No suspicion fell on him until late 1978 when he was investigated following the disappearance of a teenage boy who was last seen with Gacy. A search of his house revealed a number of incriminating items related to other disappearances. In December 1978 Gacy went to the police and confessed. He claimed he had first killed in January 1972. He confessed to 33 murders, indicating where the bodies were in 28 of the cases—buried under his house. The other five he said where thrown into the Des Plaines River. Most of the victims were young male prostitutes. Some victims were also teenage boys who Gacy had hired in his contracting firm. Bodies were uncovered from December 1978 to April 1979 when the last known victim was found downstream in the Illinois River.
On February 6, 1980, Gacy's trial began in Chicago. During the trial Gacy's plea of not guilty by reason of insanity was rejected and he was found guilty on March 13 and sentenced to death. On May 10, 1994 he was executed in an Illinois prison by lethal injection. His execution was a minor media sensation, and large crowds of people gathered on the grounds of the penitentiary where it occurred. In a display of what has been called "shocking bad taste," vendors sold T-shirts and Gacy merchandise, and the people cheered at the moment when Gacy was pronounced dead.

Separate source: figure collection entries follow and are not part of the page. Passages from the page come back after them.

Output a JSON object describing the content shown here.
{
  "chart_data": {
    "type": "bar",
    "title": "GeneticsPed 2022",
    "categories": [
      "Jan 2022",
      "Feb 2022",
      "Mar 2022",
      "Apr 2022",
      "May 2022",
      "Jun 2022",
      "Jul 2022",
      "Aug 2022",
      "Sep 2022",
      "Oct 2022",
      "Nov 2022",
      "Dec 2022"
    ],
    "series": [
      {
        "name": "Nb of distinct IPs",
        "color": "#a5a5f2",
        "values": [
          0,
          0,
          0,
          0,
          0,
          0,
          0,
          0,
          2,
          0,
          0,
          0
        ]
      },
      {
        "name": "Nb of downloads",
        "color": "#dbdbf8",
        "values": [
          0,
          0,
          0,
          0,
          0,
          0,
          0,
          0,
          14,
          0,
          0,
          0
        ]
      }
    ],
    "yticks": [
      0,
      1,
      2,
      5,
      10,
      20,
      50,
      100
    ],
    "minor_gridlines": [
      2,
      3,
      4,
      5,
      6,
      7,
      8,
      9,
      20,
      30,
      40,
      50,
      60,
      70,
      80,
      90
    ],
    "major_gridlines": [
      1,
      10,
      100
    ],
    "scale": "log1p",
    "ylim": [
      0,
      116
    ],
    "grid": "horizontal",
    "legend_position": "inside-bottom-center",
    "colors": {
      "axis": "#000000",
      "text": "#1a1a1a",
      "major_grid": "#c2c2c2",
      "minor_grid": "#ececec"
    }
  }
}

Some have pointed to his poor relationship with his alcoholic father and head trauma and subsequent blackouts in his teens years to provide some basis for his acts. However, an examination of Gacy's brain after his execution by the forenseic pyschiatrist hired by his lawyers revealed no abnormalities. She has said Gacy didn't fit into any psychological profile associated with serial killers, and the reasons for his rampage will probably never be known.